Special Reports

YOU PARKED MY PARACHUTE! The Story of Galogitho, Former Makerere Guild President’s Rise from Ashes

By Markson Omagor

SPECIAL REPORT

Charles Plumb was a U.S. Navy jet pilot in Vietnam. After 75 combat missions, his plane was destroyed by a surface-to-air missile. Plumb ejected and parachuted into enemy hands. He was captured and spent six years in a communist Vietnamese prison. He survived the ordeal.
One day, when Plumb and his wife were sitting in a restaurant, a man at another table came up and said, “You’re Plumb! You flew jet fighters in Vietnam from the aircraft carrier Kitty Hawk. “You were shot down!”
“How in the world did you know that?” asked Plumb.
“I packed your parachute,” the man replied.
Plumb gasped in surprise and gratitude. The man pumped his hand and said, “I guess it worked!”
Plumb assured him, “It sure did. If your chute hadn’t worked, I wouldn’t be here today.” ( _Kare Anderson_ )

From the fires that gutted Makerere University’s now razed down Ivory Tower in September 2020, Comrade James William Mugeni set out to find Stephen Renny Galogitho, the student Guild President whose career training in Human Medicine at the same University was shot down, so to say, on the 24th of October 1996 by the University’s Administration through Council directed by the Chancellor.

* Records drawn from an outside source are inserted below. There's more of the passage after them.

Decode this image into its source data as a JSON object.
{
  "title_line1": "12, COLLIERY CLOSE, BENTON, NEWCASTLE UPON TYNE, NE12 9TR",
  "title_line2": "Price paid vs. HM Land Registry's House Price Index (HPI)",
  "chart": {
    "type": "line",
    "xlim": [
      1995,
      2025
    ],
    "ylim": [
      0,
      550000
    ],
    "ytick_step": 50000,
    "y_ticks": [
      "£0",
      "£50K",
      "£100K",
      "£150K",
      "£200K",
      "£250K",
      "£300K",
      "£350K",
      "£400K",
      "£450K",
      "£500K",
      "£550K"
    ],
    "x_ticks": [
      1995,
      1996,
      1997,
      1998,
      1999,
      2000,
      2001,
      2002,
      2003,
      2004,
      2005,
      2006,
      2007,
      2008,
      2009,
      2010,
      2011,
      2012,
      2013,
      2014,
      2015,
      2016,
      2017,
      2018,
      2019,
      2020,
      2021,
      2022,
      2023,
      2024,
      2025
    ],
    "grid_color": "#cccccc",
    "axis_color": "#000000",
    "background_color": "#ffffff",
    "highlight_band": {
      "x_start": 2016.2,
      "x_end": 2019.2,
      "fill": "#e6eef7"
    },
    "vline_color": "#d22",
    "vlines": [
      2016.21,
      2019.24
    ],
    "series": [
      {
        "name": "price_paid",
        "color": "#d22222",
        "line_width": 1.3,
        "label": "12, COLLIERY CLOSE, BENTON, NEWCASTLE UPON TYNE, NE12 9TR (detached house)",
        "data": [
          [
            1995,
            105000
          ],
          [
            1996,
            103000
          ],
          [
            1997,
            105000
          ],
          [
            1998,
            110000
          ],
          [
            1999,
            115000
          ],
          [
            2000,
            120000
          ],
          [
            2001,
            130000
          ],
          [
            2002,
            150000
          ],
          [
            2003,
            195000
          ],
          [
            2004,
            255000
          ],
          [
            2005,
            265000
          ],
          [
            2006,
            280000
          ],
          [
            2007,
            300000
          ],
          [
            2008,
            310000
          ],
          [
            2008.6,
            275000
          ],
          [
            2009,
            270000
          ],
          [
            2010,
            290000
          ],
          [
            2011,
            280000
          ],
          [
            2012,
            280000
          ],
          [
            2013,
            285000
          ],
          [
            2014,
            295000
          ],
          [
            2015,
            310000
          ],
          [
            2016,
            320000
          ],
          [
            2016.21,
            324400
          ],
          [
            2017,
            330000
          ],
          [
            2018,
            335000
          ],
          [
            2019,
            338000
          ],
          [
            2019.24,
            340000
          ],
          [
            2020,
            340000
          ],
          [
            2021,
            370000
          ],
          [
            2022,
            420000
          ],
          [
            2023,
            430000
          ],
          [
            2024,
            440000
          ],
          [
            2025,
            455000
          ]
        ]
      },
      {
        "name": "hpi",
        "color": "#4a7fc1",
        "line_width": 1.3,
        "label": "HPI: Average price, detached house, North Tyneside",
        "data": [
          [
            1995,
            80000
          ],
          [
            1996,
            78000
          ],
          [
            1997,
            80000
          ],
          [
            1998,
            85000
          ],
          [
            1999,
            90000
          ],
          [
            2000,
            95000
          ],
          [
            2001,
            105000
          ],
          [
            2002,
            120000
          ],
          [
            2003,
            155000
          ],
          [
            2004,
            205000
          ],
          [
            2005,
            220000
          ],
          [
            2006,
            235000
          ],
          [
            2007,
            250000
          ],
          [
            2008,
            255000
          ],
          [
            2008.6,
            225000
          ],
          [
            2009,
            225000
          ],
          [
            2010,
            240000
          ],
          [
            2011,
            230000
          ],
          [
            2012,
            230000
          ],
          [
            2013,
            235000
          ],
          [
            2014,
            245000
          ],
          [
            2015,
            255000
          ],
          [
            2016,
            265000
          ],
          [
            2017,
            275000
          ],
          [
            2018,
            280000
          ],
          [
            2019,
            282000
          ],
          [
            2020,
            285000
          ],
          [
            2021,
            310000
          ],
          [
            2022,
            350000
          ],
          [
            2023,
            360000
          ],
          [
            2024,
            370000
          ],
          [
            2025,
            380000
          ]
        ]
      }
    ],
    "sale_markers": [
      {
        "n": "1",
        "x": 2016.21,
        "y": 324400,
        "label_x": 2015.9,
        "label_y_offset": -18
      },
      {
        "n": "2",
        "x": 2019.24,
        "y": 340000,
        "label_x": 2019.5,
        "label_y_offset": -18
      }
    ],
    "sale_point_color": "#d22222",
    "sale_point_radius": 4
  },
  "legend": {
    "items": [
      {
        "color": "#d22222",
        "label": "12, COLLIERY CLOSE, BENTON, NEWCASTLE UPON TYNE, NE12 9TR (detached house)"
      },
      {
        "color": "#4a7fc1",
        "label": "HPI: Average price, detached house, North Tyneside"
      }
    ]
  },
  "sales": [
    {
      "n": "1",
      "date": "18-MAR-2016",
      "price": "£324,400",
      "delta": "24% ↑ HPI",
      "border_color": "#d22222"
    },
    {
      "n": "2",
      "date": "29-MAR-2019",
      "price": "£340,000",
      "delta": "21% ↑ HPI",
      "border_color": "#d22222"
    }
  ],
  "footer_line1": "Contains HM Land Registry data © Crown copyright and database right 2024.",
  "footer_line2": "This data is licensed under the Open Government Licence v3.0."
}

Coincidentally, 24th October, 5 decades earlier in 1945 is the date of coming into effect of The United Nations (UN),  an international organization founded after the Second World War by 51 countries committed to maintaining international peace and security, developing friendly relations among nations and promoting social progress, better living standards and human rights

The “shoot down” followed a raft of unprecedented reforms in Education and its management by the University and Government to the discontent of the Student Body and the larger governed population as a whole. After a series of failed dialogue engagements between the parties, Students of Makerere University under Githo’s leadership elected to air out their grievances in a peaceful demonstration, a right and tool enshrined in our National Constitution. This rubbed especially the State and its then policy direction the wrong way. The student leadership was misunderstood in the line of a socialist movement aimed at promoting pro-poor interests thus standing in the path of the state’s new policy wave informed by the neo-liberal prescriptions nurtured and spearheaded by Ronald Reagan and Margret Thatcher that cut across the Developing World. It was such a perilous time to be a pro-poor Student Leader and Activist as Guild President Solomon Muruli of Nairobi University was murdered exactly four months after Githo’s said “shoot down” on 24th February 1997 for resisting Neoliberalism and its attendant ills in Kenya.
The rest as is remains History.

JW Mugeni’s search through a news article on social media spontaneously ignited interest in Githo’s contemporaries at University and within the then student movement leading to creation of this platform with the objective of restoring the life of a martyr of student representation and foresightedness within the larger state.
Through this platform and by aggregate efforts of all you comrades, Githo is steadily getting back on the path of dreams that were not destroyed but met obstacles.

Githo graduates today as Certified Public Manager, a program under Drake University of the State of Iowa, USA. You  parked his parachute.

In a special way, Comrade James William Mugeni’s singular efforts in identifying the study program, facilitating the commensurate enrollment and meeting the attendant fees and tuition are here recognized. Plaudits to you Comrade.

Congratulations to you Comrade Githo upon this small but indelible milestone

Comrades, lest we lower our guard, it is yet work in progress.